Freeling tagset, some values are not documented

Submitted by David on Fri, 10/13/2017 - 13:37
Forums

Hello,
We have found for some french documents we got the tag PPSCNN0, which is not documented
since the value 'S' not exist 'Person' in the category 'Pronoun' (P) according to
https://talp-upc.gitbooks.io/freeling-user-manual/content/tagsets/tagse…

The same happens for the tag DF0CN0, 'F' is not in the possible type values for a
determiner.

Aside from those problems, where can I see the complete set of
possible tags for a language?
Is this documented somewhere?
Regards.

Those are errors in the dictionary.
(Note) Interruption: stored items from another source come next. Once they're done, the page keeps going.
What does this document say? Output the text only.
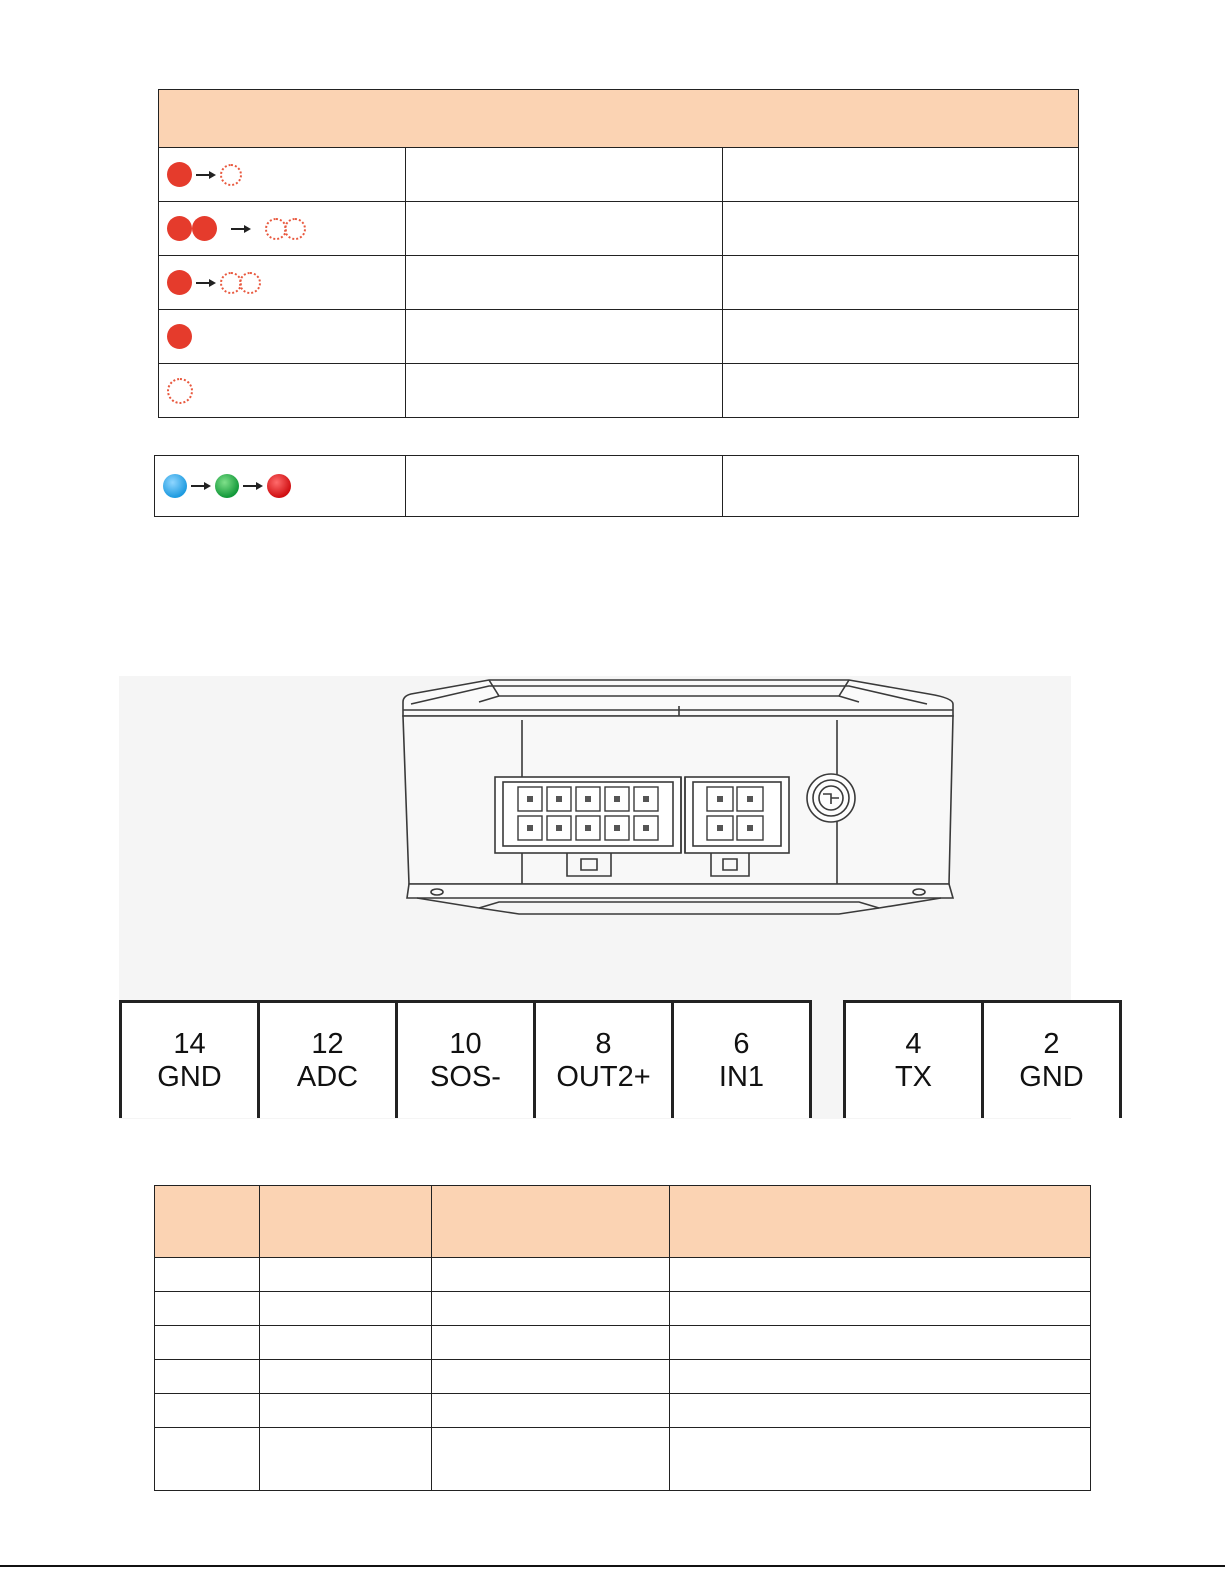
14
GND
12
ADC
10
SOS-
8
OUT2+
6
IN1
4
TX
2
GND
I fixem them in the repository

Regarding the list of possible tags, it is not documented because it is huge (about 300 tags).
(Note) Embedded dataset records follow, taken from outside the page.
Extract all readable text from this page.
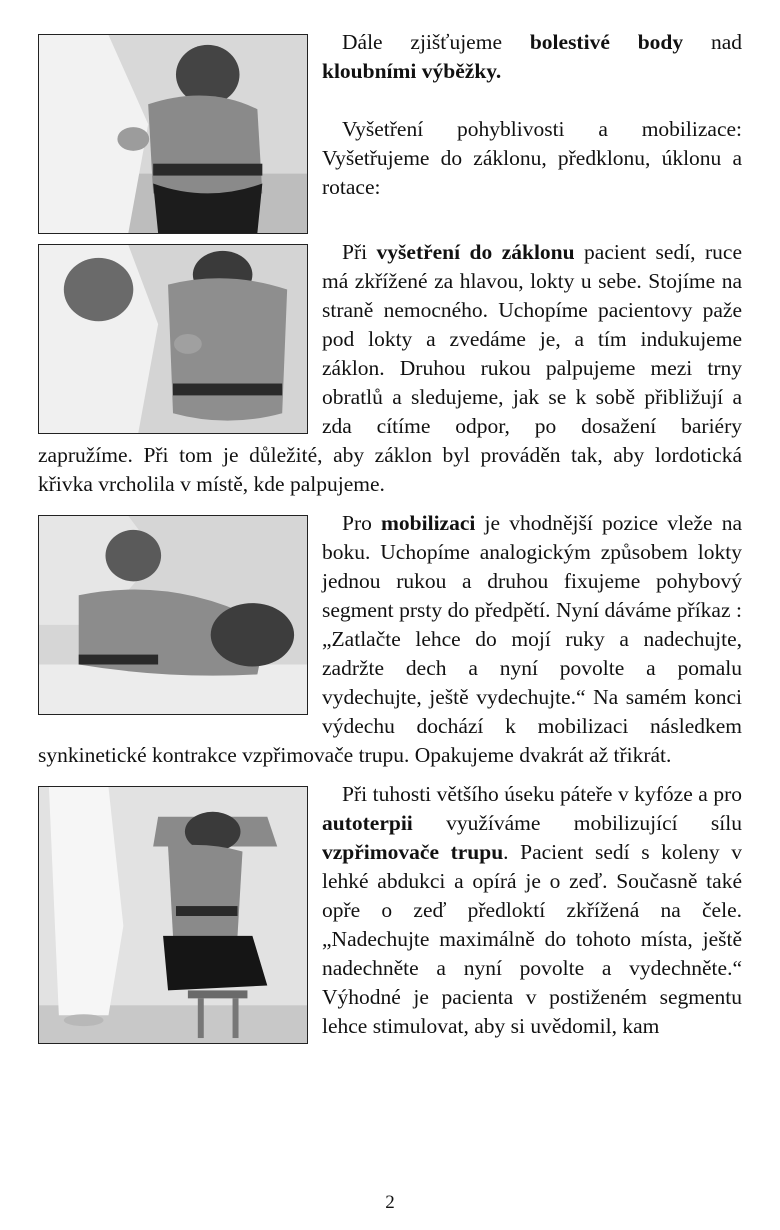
Dále zjišťujeme bolestivé body nad kloubními výběžky.

Vyšetření pohyblivosti a mobilizace: Vyšetřujeme do záklonu, předklonu, úklonu a rotace:

Při vyšetření do záklonu pacient sedí, ruce má zkřížené za hlavou, lokty u sebe. Stojíme na straně nemocného. Uchopíme pacientovy paže pod lokty a zvedáme je, a tím indukujeme záklon. Druhou rukou palpujeme mezi trny obratlů a sledujeme, jak se k sobě přibližují a zda cítíme odpor, po dosažení bariéry zapružíme. Při tom je důležité, aby záklon byl prováděn tak, aby lordotická křivka vrcholila v místě, kde palpujeme.

Pro mobilizaci je vhodnější pozice vleže na boku. Uchopíme analogickým způsobem lokty jednou rukou a druhou fixujeme pohybový segment prsty do předpětí. Nyní dáváme příkaz : „Zatlačte lehce do mojí ruky a nadechujte, zadržte dech a nyní povolte a pomalu vydechujte, ještě vydechujte.“ Na samém konci výdechu dochází k mobilizaci následkem synkinetické kontrakce vzpřimovače trupu. Opakujeme dvakrát až třikrát.

Při tuhosti většího úseku páteře v kyfóze a pro autoterpii využíváme mobilizující sílu vzpřimovače trupu. Pacient sedí s koleny v lehké abdukci a opírá je o zeď. Současně také opře o zeď předloktí zkřížená na čele. „Nadechujte maximálně do tohoto místa, ještě nadechněte a nyní povolte a vydechněte.“ Výhodné je pacienta v postiženém segmentu lehce stimulovat, aby si uvědomil, kam

2
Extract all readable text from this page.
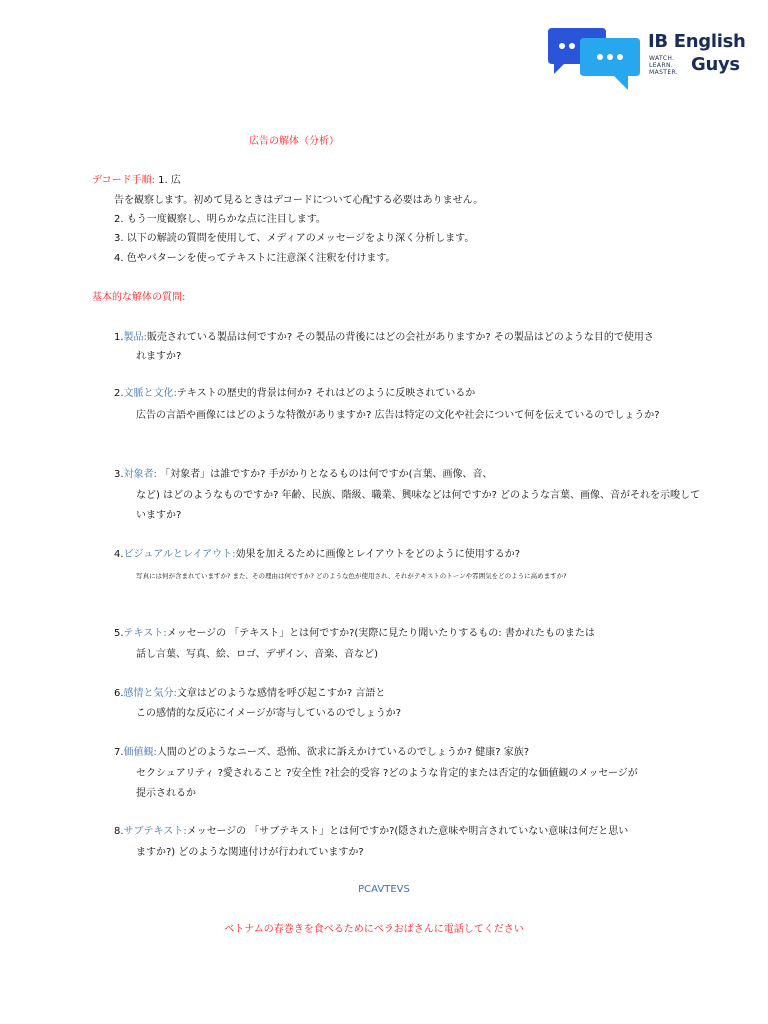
IB English
WATCH.
LEARN.
MASTER. Guys
広告の解体（分析）
デコード手順: 1. 広
告を観察します。初めて見るときはデコードについて心配する必要はありません。
2. もう一度観察し、明らかな点に注目します。
3. 以下の解読の質問を使用して、メディアのメッセージをより深く分析します。
4. 色やパターンを使ってテキストに注意深く注釈を付けます。
基本的な解体の質問:
1.製品:販売されている製品は何ですか? その製品の背後にはどの会社がありますか? その製品はどのような目的で使用さ
れますか?
2.文脈と文化:テキストの歴史的背景は何か? それはどのように反映されているか
広告の言語や画像にはどのような特徴がありますか? 広告は特定の文化や社会について何を伝えているのでしょうか?
3.対象者: 「対象者」は誰ですか? 手がかりとなるものは何ですか(言葉、画像、音、
など) はどのようなものですか? 年齢、民族、階級、職業、興味などは何ですか? どのような言葉、画像、音がそれを示唆して
いますか?
4.ビジュアルとレイアウト:効果を加えるために画像とレイアウトをどのように使用するか?
写真には何が含まれていますか? また、その理由は何ですか? どのような色が使用され、それがテキストのトーンや雰囲気をどのように高めますか?
5.テキスト:メッセージの 「テキスト」とは何ですか?(実際に見たり聞いたりするもの: 書かれたものまたは
話し言葉、写真、絵、ロゴ、デザイン、音楽、音など)
6.感情と気分:文章はどのような感情を呼び起こすか? 言語と
この感情的な反応にイメージが寄与しているのでしょうか?
7.価値観:人間のどのようなニーズ、恐怖、欲求に訴えかけているのでしょうか? 健康? 家族?
セクシュアリティ ?愛されること ?安全性 ?社会的受容 ?どのような肯定的または否定的な価値観のメッセージが
提示されるか
8.サブテキスト:メッセージの 「サブテキスト」とは何ですか?(隠された意味や明言されていない意味は何だと思い
ますか?) どのような関連付けが行われていますか?
PCAVTEVS
ベトナムの春巻きを食べるためにベラおばさんに電話してください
However, the documentation provides the needed information to generate them all (the documentation is generated from tagset description files, eg, https://github.com/TALP-UPC/FreeLing/blob/master/data/fr/tagset.dat . Details on these files can be found in the documentation:  https://talp-upc.gitbooks.io/freeling-user-manual/content/modules/tagset.html

Alternatively, you can extract all tags present in the dictionary with a simple shell command:
cat data/fr/dictionary/entries/* | cut -d' ' -f3 | sort | uniq

Yes, the demo is not updated automatically with every change at the master source.

In the next update, the demo will be fixed too.

Meanwhile, you can get the fixed files from github